After an extensive survey of what a two phase capillary pumped cooling system is, key physical properties and their implication on the CPL process operation were identified. This information was used to refit the set of fluid requirements in terms of target property values and to define property weights according to their importance in the performance function. This function aggregates the properties of each candidate fluid. The performance of existing fluids was then calculated. It showed that none was satisfactory.
The influence of chemical functions on each property in the performance function was investigated to provide useful guidelines about which chemical fragments to expect in candidate fluids. It enabled to draw the fingerprint of the ideal candidate fluid. It further exemplified that finding a new fluid would be difficult to achieve because some property targets were found contradictory. Consequently adjustments to the performance function were made.
The search of a candidate fluid was run under a reverse engineering approach which combined a bottom-up and a top-bottom approach.
The bottom-up approach first started with the exploration of possible fluids issued from renewable materials, with the help of GRASS® computer aided synthesis software for sustainable solvents developed at ENSC Lille (France). This way would have ensured that candidate fluids were readily synthesizable within the green chemistry paradigm and would comply with some sustainable growth issues. It proved moderately successful as existing, and non-satisfactory, fluids were found and new fluids had a poor performance. This prompted us to extend further the search for fluids among databases both in the literature and on the web. For many molecules, experimental data were missing, preventing the proper calculation of their performance. Solutions were projected in two ways.

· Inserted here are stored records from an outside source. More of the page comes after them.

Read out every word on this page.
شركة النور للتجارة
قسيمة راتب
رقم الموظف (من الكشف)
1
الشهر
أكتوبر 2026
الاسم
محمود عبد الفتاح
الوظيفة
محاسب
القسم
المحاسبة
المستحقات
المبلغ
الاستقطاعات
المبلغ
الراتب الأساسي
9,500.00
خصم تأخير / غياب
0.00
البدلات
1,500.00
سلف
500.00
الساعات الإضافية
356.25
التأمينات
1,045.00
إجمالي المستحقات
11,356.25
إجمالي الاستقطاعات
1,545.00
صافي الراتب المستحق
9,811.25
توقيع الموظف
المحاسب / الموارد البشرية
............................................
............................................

One way was to restrict the performance function to properties that bore the highest weight in the overall performance function. Another way was to fill in missing data with predicted data from the IBSS® property package developed at INP Toulouse (France). These solutions led to the proposal of a first list of candidate pure fluids.

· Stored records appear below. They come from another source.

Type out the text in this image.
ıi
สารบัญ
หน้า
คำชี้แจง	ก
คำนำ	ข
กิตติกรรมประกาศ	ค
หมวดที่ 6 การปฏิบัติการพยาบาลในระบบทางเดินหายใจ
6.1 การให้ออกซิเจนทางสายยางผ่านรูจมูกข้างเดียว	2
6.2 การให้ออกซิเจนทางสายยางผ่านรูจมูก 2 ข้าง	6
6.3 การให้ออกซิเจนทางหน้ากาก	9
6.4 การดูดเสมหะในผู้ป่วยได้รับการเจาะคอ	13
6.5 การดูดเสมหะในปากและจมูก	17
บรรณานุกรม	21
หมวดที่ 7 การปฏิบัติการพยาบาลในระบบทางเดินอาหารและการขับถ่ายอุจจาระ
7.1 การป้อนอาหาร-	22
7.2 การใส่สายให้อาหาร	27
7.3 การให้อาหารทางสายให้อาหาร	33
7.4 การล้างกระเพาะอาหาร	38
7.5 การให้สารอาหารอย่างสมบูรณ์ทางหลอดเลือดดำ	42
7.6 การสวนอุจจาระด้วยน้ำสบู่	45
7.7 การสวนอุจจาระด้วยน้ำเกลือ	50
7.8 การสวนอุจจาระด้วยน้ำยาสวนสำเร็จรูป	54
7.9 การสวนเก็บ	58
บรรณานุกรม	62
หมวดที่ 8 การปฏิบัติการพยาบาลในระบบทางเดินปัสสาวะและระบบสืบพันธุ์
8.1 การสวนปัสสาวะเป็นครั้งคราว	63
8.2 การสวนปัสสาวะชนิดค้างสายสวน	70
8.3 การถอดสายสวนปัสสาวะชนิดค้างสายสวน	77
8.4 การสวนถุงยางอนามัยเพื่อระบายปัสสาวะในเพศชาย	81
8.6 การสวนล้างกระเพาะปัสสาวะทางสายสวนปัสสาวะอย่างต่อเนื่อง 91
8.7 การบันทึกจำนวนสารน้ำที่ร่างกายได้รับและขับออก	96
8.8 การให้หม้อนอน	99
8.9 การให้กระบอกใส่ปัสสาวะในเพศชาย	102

The top-down approach consisted in using the IBSS® CAMD tool developed at INP Toulouse (France). A set of target property values matching the project requirements was defined and the complete performance function was implemented. Second a set of chemical fragments was selected, incorporating all chemical functions for which the fluid performance was found sensitive. Then the CAMD search was run with the help of the IBSS CAMD in-house genetic algorithm to build new molecular structures. For each, the IBSS® property package was used to predict their properties and evaluate their performance. This led to a second list of candidate pure fluids based on a purely predictive approach. For each of them the full and the restricted performance was computed.

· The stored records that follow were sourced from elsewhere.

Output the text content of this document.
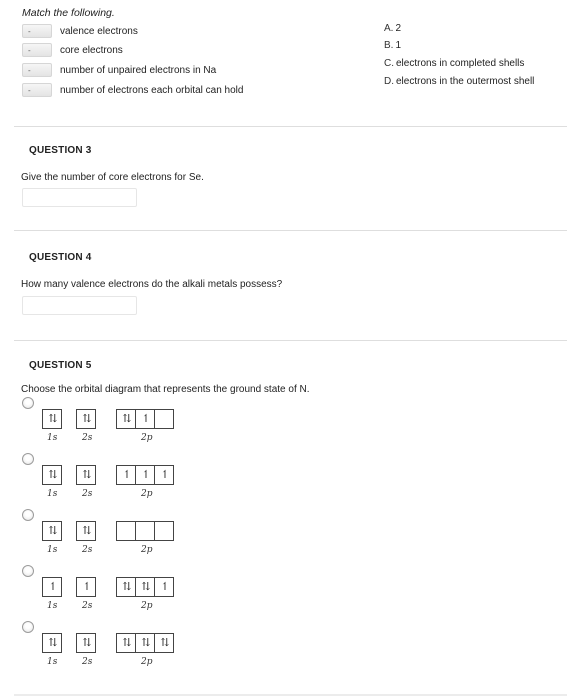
Match the following.
-	valence electrons
-	core electrons
-	number of unpaired electrons in Na
-	number of electrons each orbital can hold
A. 2
B. 1
C. electrons in completed shells
D. electrons in the outermost shell
QUESTION 3
Give the number of core electrons for Se.
QUESTION 4
How many valence electrons do the alkali metals possess?
QUESTION 5
Choose the orbital diagram that represents the ground state of N.
⇅
1s
⇅
2s
⇅	↿
2p
⇅
1s
⇅
2s
↿	↿	↿
2p
⇅
1s
⇅
2s	2p
↿
1s
↿
2s
⇅	⇅	↿
2p
⇅
1s
⇅
2s
⇅	⇅	⇅
2p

Comparison of the two pure fluid lists over the restricted performance showed similar molecules. The bottom-up approach was more efficient for small molecules, confirming an intrinsic weakness of fully predictive top-down approaches to accurately predict small molecules properties and properly evaluate their performance. The top-down approach was efficient to propose innovative molecules. Although no pure fluid candidate reached the 100% mark over the set of specifications, some solutions showed a better performance value than existing fluids.
The next step aims at improving the performance of candidates by using mixtures. The IBSS® CAMD was run aiming at finding those mixtures but it failed because most solutions were found unstable and because over the limit uncertainty was propagated by non-linear mixture property models which accuracy is somewhat too erratic. This led to a refocus of the mixture search over a set of selected molecules taken from the pure fluid search lists. This is currently running.